Which records have inspired you?
A record that’s particularly inspired me is The Cecil Lloyd group - I Cover the Waterfront. It's a very forgotten, overlooked record. It came out in 1962. Really interestingly, it was produced by Clement ‘Coxsone’ Dodd, who was the person who founded Studio One and the most prolific dub producer ever. But really interestingly, this was before he started Studio One, and it's a jazz record. There's a lot of people who don't see the connection between jazz and dub, but a lot of these people like Don Drummond and Roland Alphonso went on to be in groups like The Skatalites and played in various SKA bands, but this was their background. This is where they came from. So, I find it really interesting that somebody like Clement ‘Coxsone’ Dodd, who was the foundation for so much of what came out of Jamaica across those decades, he started with jazz, and that was the foundation of where it all began for him. You know, when I got this record, it really inspired me and made that connection that I was very happy to see. So yeah, Port-O-Jam Records. This is a rare one, actually. But really beautiful. It's in very good condition too. Beautiful, beautiful record.
What's your go-to Sunday morning record?
You know, it's funny, because I've got a few Hugh Mundell records here. There's a fourth one, but I don't know where it's gone. It's definitely somewhere but this one, I mean, funnily enough, it's called Arise. There's a song on this called Arise and Shine, which is the ultimate morning tune. One of those really uplifting tracks. That makes you want to start your day with good energy. He's a very special person, he started making music at the age of 14, and very sadly, was shot dead at the age of 21, but produced five studio albums in that time.
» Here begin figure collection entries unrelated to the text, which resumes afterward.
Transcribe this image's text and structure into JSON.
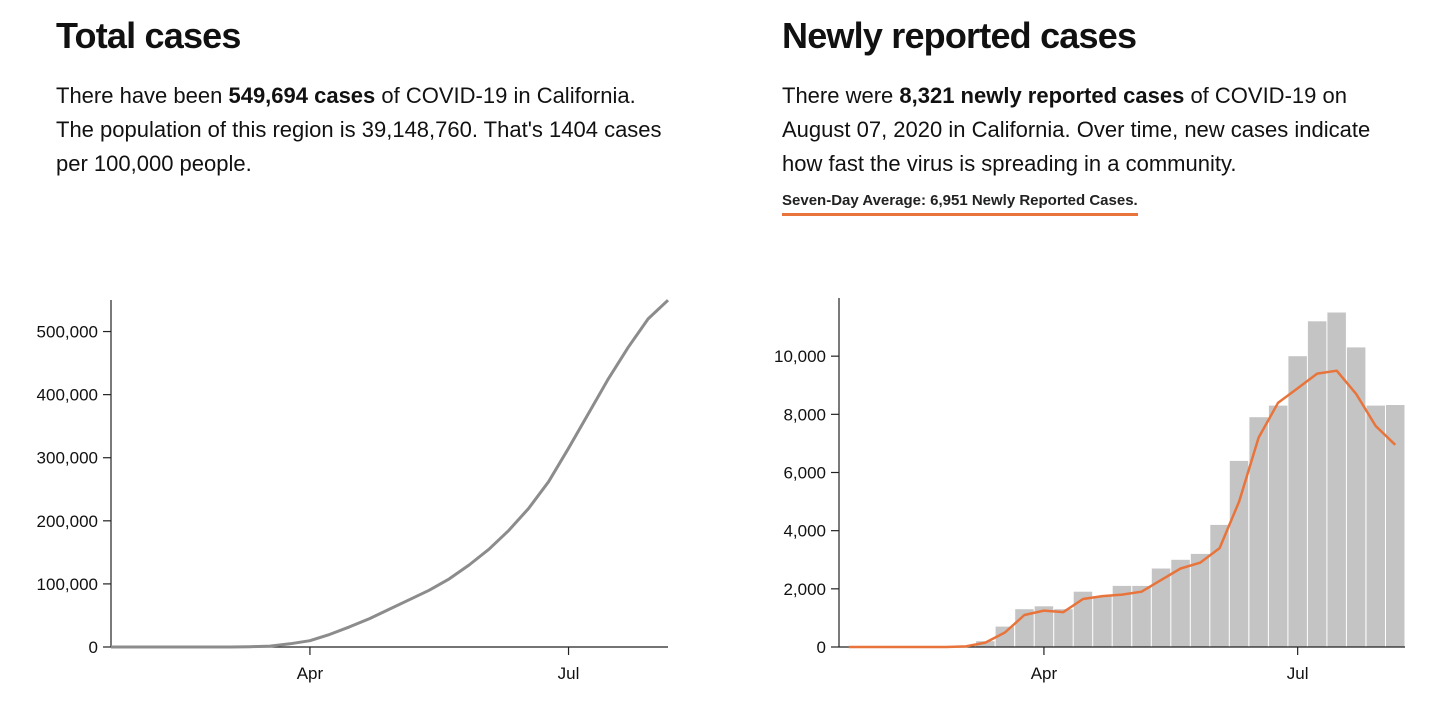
{
  "left": {
    "title": "Total cases",
    "text_1": "There have been ",
    "bold": "549,694 cases",
    "text_2": " of COVID-19 in California. The population of this region is 39,148,760. That's 1404 cases per 100,000 people."
  },
  "right": {
    "title": "Newly reported cases",
    "text_1": "There were ",
    "bold": "8,321 newly reported cases",
    "text_2": " of COVID-19 on August 07, 2020 in California. Over time, new cases indicate how fast the virus is spreading in a community.",
    "average_label": "Seven-Day Average: 6,951 Newly Reported Cases."
  },
  "colors": {
    "line": "#8c8c8c",
    "bars": "#c4c4c4",
    "average": "#e8743b",
    "axis": "#222222"
  },
  "chart_data": [
    {
      "type": "line",
      "x_unit": "week",
      "x_start": "2020-01-20",
      "x_tick_labels": [
        {
          "label": "Apr",
          "x": 10
        },
        {
          "label": "Jul",
          "x": 23
        }
      ],
      "ylim": [
        0,
        550000
      ],
      "y_ticks": [
        0,
        100000,
        200000,
        300000,
        400000,
        500000
      ],
      "y_tick_labels": [
        "0",
        "100,000",
        "200,000",
        "300,000",
        "400,000",
        "500,000"
      ],
      "series": [
        {
          "x": [
            0,
            1,
            2,
            3,
            4,
            5,
            6,
            7,
            8,
            9,
            10,
            11,
            12,
            13,
            14,
            15,
            16,
            17,
            18,
            19,
            20,
            21,
            22,
            23,
            24,
            25,
            26,
            27,
            28
          ],
          "values": [
            0,
            0,
            0,
            0,
            0,
            0,
            50,
            500,
            1500,
            5000,
            10000,
            20000,
            32000,
            45000,
            60000,
            75000,
            90000,
            108000,
            130000,
            155000,
            185000,
            220000,
            262000,
            315000,
            370000,
            425000,
            475000,
            520000,
            549694
          ]
        }
      ]
    },
    {
      "type": "bar",
      "x_unit": "week",
      "x_start": "2020-01-20",
      "x_tick_labels": [
        {
          "label": "Apr",
          "x": 10
        },
        {
          "label": "Jul",
          "x": 23
        }
      ],
      "ylim": [
        0,
        12000
      ],
      "y_ticks": [
        0,
        2000,
        4000,
        6000,
        8000,
        10000
      ],
      "y_tick_labels": [
        "0",
        "2,000",
        "4,000",
        "6,000",
        "8,000",
        "10,000"
      ],
      "series": [
        {
          "type": "bar",
          "x": [
            0,
            1,
            2,
            3,
            4,
            5,
            6,
            7,
            8,
            9,
            10,
            11,
            12,
            13,
            14,
            15,
            16,
            17,
            18,
            19,
            20,
            21,
            22,
            23,
            24,
            25,
            26,
            27,
            28
          ],
          "values": [
            0,
            0,
            0,
            0,
            0,
            0,
            30,
            200,
            700,
            1300,
            1400,
            1300,
            1900,
            1750,
            2100,
            2100,
            2700,
            3000,
            3200,
            4200,
            6400,
            7900,
            8300,
            10000,
            11200,
            11500,
            10300,
            8300,
            8321
          ]
        },
        {
          "type": "line",
          "x": [
            0,
            1,
            2,
            3,
            4,
            5,
            6,
            7,
            8,
            9,
            10,
            11,
            12,
            13,
            14,
            15,
            16,
            17,
            18,
            19,
            20,
            21,
            22,
            23,
            24,
            25,
            26,
            27,
            28
          ],
          "values": [
            0,
            0,
            0,
            0,
            0,
            0,
            20,
            150,
            500,
            1100,
            1250,
            1200,
            1650,
            1750,
            1800,
            1900,
            2300,
            2700,
            2900,
            3400,
            5000,
            7200,
            8400,
            8900,
            9400,
            9500,
            8700,
            7600,
            6951
          ]
        }
      ]
    }
  ]
}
This was the final record that he actually recorded in 1983. A lot of people don't know about this, because it only came out five years after his death. Very interestingly, it was produced by Dennis Bovell, who was in Matumbi and produced the Babylon soundtrack, which is over there. He was really important when it came to UK dub. So, when I found out that Dennis Bovell had produced Hugh Mundell, that was a link that I thought was absolutely amazing that made the connection between the Jamaican roots artists, and the British lovers rock scene.